Based on these, and previous tests it appears that the biggest risk the devices pose is when an attacker gains access to the Network to which the devices are connected. The attacker would then be able to provide a simple Denial of Service against the devices, and anything connected to the other side of the bridge. Alternatively the attacker could view the network ID and Encryption settings in order to more easily gain access at a later date.

This could happen where a Wireless network is accidentally left open for a short time, or wherea worker leaves their desktop unlocked in an office setting. However regular rotation of the encryption key used on the devices could help to reduce this vector of attack.

Where an attacker is able to action a DoS attack against the devices, this could cause a complete loss of traffic for a segment of the network, and is likely to be highly inconvenient depending on the network that has been compromised.
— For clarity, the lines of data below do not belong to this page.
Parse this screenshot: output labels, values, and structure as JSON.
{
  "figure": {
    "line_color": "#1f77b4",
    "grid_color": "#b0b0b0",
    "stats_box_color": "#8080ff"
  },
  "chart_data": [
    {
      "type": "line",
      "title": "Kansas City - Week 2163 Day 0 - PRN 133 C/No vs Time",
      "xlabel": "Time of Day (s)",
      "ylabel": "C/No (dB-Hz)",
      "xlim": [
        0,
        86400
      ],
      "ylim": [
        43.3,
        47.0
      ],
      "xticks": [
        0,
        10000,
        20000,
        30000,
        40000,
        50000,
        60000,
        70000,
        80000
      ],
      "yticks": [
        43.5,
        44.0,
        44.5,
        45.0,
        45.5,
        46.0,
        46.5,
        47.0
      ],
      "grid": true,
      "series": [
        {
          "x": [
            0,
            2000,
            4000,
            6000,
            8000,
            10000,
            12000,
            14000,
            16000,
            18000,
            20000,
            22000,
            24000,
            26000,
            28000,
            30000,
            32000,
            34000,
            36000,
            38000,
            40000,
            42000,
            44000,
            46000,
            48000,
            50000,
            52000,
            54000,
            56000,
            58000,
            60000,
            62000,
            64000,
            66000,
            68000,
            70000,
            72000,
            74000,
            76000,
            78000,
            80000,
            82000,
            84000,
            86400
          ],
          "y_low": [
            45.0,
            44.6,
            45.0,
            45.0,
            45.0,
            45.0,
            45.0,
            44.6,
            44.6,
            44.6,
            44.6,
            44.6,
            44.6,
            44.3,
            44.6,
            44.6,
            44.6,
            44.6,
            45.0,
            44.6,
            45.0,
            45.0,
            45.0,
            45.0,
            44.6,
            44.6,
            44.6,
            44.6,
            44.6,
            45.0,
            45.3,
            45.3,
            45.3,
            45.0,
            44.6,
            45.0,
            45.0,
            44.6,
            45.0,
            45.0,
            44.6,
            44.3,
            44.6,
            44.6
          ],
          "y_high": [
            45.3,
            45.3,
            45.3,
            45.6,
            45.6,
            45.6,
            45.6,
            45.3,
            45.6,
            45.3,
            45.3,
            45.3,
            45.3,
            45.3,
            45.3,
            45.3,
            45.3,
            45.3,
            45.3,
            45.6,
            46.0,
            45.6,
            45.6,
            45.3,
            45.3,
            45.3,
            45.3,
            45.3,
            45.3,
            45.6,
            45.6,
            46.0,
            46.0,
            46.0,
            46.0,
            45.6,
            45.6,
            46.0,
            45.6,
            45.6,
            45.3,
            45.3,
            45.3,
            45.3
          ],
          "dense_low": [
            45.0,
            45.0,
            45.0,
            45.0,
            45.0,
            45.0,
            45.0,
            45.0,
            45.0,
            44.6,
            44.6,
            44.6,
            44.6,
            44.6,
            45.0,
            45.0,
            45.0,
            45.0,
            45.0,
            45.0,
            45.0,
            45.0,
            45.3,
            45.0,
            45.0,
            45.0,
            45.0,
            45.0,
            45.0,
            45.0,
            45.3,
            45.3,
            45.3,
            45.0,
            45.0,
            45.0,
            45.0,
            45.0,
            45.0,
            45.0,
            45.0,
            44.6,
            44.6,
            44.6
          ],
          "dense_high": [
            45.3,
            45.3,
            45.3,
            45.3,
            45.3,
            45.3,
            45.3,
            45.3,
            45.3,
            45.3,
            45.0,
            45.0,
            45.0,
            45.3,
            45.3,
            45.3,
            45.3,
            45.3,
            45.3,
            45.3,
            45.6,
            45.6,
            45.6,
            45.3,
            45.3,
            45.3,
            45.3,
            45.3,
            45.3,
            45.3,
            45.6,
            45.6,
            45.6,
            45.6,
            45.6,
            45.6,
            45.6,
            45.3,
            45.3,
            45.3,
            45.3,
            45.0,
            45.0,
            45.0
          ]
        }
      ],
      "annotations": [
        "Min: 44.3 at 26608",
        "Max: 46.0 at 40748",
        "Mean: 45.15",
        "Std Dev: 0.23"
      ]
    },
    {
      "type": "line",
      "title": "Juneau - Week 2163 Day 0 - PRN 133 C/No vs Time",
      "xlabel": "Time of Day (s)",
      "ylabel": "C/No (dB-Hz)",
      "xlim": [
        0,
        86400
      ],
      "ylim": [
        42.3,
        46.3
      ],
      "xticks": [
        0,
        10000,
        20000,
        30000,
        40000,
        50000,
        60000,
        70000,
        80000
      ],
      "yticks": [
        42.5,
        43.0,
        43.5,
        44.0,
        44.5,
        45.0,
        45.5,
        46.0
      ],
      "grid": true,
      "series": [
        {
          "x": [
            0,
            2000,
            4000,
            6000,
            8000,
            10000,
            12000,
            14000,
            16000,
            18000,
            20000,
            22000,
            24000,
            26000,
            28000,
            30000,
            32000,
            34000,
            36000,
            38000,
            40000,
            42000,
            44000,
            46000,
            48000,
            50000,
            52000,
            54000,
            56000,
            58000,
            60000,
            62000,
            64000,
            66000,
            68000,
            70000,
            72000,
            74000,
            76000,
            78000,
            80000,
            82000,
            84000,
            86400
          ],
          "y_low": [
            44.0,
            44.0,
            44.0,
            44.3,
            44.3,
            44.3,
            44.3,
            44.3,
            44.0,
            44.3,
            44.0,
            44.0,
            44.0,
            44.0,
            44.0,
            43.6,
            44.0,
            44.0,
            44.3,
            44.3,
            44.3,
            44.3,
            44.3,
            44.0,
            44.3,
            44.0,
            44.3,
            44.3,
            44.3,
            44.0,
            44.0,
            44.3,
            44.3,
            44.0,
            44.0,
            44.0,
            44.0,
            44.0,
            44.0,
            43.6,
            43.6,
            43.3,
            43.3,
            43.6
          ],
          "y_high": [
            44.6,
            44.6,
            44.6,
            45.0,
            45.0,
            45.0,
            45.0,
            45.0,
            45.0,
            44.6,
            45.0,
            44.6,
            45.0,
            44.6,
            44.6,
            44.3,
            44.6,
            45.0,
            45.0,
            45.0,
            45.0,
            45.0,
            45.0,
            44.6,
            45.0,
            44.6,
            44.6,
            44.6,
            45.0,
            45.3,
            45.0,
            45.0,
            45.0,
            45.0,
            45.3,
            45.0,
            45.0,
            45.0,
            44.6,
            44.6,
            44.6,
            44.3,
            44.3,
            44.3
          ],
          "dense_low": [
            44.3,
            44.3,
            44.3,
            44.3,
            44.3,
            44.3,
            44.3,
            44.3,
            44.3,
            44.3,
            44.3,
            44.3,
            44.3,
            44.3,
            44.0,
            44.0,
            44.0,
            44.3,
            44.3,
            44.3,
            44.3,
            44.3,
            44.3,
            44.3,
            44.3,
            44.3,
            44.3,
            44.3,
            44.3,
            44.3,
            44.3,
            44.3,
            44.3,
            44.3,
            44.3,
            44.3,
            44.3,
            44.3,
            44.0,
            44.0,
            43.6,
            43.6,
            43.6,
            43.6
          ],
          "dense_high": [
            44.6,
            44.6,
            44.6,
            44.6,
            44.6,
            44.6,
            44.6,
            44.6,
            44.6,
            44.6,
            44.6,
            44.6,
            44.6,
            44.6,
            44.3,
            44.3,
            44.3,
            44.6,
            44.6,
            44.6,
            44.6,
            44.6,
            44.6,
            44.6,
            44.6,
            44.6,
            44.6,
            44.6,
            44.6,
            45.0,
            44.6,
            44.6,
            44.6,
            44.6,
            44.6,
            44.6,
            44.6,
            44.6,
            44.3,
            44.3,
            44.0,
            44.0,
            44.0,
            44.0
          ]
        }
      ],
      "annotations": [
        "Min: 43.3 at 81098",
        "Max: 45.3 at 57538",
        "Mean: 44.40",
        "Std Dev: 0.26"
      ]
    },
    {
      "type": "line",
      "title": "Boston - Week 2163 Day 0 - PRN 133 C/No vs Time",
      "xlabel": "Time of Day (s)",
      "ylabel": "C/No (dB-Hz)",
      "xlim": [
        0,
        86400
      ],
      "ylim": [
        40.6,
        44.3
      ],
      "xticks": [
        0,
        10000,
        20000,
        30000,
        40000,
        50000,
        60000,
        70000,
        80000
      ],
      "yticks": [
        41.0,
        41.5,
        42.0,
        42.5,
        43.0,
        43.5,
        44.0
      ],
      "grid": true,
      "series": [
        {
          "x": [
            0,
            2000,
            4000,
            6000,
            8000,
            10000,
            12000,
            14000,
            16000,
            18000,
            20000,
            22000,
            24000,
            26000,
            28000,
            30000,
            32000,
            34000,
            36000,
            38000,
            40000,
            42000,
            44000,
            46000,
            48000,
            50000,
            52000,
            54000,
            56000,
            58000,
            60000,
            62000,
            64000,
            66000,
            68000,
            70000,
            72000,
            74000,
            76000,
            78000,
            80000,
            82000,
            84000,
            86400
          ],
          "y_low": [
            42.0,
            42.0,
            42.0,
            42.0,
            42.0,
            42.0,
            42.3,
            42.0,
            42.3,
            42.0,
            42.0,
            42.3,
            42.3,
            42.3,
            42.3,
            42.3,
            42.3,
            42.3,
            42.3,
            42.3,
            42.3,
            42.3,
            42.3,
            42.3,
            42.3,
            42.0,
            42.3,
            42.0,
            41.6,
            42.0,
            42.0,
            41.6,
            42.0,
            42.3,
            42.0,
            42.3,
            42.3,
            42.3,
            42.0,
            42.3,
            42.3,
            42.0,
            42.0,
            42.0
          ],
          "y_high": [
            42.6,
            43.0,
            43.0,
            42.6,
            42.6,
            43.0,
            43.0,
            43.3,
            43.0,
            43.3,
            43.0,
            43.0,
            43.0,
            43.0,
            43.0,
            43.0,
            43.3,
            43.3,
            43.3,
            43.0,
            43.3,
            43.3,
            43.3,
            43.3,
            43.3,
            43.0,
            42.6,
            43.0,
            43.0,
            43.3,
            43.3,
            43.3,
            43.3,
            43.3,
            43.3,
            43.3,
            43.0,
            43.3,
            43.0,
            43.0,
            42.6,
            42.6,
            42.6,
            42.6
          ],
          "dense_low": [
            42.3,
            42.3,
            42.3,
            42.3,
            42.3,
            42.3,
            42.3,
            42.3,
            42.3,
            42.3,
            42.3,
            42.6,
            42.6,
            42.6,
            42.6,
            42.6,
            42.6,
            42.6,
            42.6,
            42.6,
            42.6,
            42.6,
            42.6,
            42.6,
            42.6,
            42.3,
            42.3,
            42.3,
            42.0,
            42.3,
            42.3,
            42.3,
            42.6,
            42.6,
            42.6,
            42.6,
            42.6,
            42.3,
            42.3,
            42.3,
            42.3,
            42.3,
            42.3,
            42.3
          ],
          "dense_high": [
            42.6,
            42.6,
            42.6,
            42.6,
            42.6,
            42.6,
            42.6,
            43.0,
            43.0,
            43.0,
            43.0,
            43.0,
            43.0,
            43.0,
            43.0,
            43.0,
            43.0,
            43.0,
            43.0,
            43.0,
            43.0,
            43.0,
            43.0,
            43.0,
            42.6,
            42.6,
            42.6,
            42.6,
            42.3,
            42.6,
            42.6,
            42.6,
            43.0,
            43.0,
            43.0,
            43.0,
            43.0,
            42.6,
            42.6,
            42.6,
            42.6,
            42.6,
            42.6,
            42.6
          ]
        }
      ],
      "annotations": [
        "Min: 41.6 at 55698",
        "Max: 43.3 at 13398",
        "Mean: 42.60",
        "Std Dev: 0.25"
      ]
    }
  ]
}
However as the attackers ability to launch the DoS highlights the fact that the LAN has been compromised it should probably be considered as little more than a regrettable side effect.

There may exist other vulnerabilities in the embedded software, in fact the principles of software testing state that there almost probably will be. However without access to the software it is reasonably difficult to find any new vulnerabilities.

Where security is considered important, whether due to commercial sensitivity, or due to untrustworthy neighbours it is probably best to try and avoid use of these devices. Where security is at a lower level, the devices do not appear to be critically insecure.